Protein Packed Ricotta Almond Muffins

Ingredients

  • 1 cup almond flour
  • 1/2 cup ricotta cheese
  • 2 large eggs
  • 1/4 cup vanilla or unflavored protein powder (whey or plant-based)
  • 1/4 cup low-carb sweetener (like erythritol or monk fruit), or to taste
  • 1 tsp baking powder
  • 1/2 tsp vanilla extract
  • 1/4 tsp almond extract (optional, enhances almond flavor)
  • Zest of 1 lemon (optional, adds a refreshing citrus note)
  • 1/2 cup fresh blueberries or blackberries (optional but recommended)

Instructions

  1. Preheat the Oven: Preheat your oven to 350°F (175°C). Line a muffin tin with paper liners or spray with non-stick spray.

  2. Prepare the Batter:

    • In a medium mixing bowl, combine almond flour, protein powder, baking powder, and sweetener. Stir until evenly mixed.
    • In another bowl, whisk together ricotta cheese, eggs, vanilla extract, almond extract (if using), and lemon zest.
    • Add the wet ingredients to the dry ingredients and stir until just combined. Be careful not to overmix.
    • Fold in the Berries: Gently fold in the blueberries or blackberries.
  3. Scoop into Muffin Tin: Divide the batter evenly among the muffin cups, filling each about 3/4 full.
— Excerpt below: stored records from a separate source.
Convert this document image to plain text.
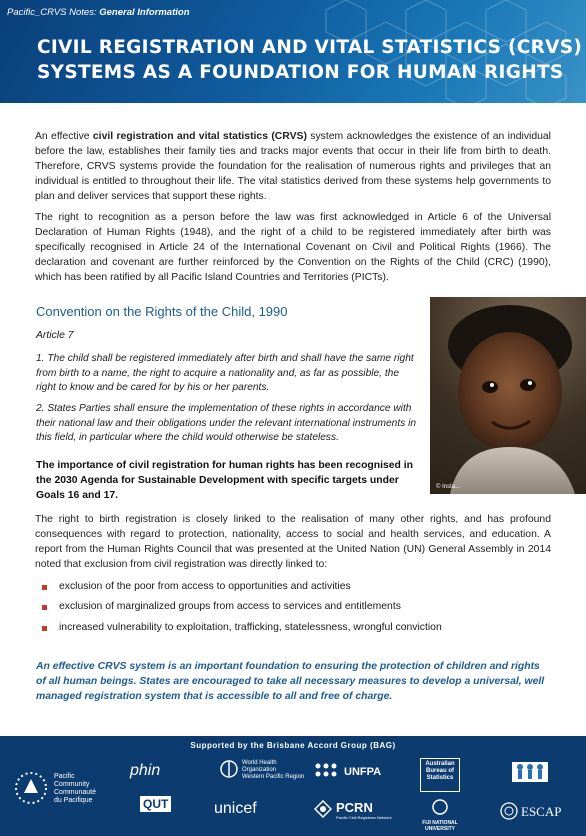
Pacific_CRVS Notes: General Information
CIVIL REGISTRATION AND VITAL STATISTICS (CRVS)
SYSTEMS AS A FOUNDATION FOR HUMAN RIGHTS

An effective civil registration and vital statistics (CRVS) system acknowledges the existence of an individual before the law, establishes their family ties and tracks major events that occur in their life from birth to death. Therefore, CRVS systems provide the foundation for the realisation of numerous rights and privileges that an individual is entitled to throughout their life. The vital statistics derived from these systems help governments to plan and deliver services that support these rights.

The right to recognition as a person before the law was first acknowledged in Article 6 of the Universal Declaration of Human Rights (1948), and the right of a child to be registered immediately after birth was specifically recognised in Article 24 of the International Covenant on Civil and Political Rights (1966). The declaration and covenant are further reinforced by the Convention on the Rights of the Child (CRC) (1990), which has been ratified by all Pacific Island Countries and Territories (PICTs).

Convention on the Rights of the Child, 1990
Article 7

1. The child shall be registered immediately after birth and shall have the same right from birth to a name, the right to acquire a nationality and, as far as possible, the right to know and be cared for by his or her parents.

2. States Parties shall ensure the implementation of these rights in accordance with their national law and their obligations under the relevant international instruments in this field, in particular where the child would otherwise be stateless.

The importance of civil registration for human rights has been recognised in the 2030 Agenda for Sustainable Development with specific targets under Goals 16 and 17.

© Insta...

The right to birth registration is closely linked to the realisation of many other rights, and has profound consequences with regard to protection, nationality, access to social and health services, and education. A report from the Human Rights Council that was presented at the United Nation (UN) General Assembly in 2014 noted that exclusion from civil registration was directly linked to:

exclusion of the poor from access to opportunities and activities
exclusion of marginalized groups from access to services and entitlements
increased vulnerability to exploitation, trafficking, statelessness, wrongful conviction

An effective CRVS system is an important foundation to ensuring the protection of children and rights of all human beings. States are encouraged to take all necessary measures to develop a universal, well managed registration system that is accessible to all and free of charge.

Supported by the Brisbane Accord Group (BAG)
Pacific
Community
Communauté
du Pacifique
phin
QUT
World Health
Organization
Western Pacific Region
unicef
UNFPA
PCRN
Pacific Civil Registrars Network
Australian
Bureau of
Statistics
FIJI NATIONAL
UNIVERSITY
ESCAP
  4. Bake: Bake for 20-25 minutes, or until a toothpick inserted into the center comes out clean and the tops are golden.

  5. Cool and Serve: Let muffins cool in the tin for a few minutes, then transfer to a wire rack to cool completely.

Storage

Store muffins in an airtight container in the refrigerator for up to a week. You can also freeze them for longer storage and reheat as needed.

What They Taste Like

  • Texture: These muffins have a creamy, slightly dense texture due to the ricotta and almond flour, but the protein powder adds a bit of fluffiness.
  • Flavor: Mildly sweet and nutty with a hint of creaminess from the ricotta. If you add almond extract, you’ll get a lovely almond undertone, and the lemon zest adds a refreshing hint if included.
  • Fruit Addition: The blueberries or blackberries add bursts of tangy sweetness that balance the mild flavor of the batter.

These muffins make for a satisfying, protein-rich breakfast that feels indulgent while being low-carb. Enjoy!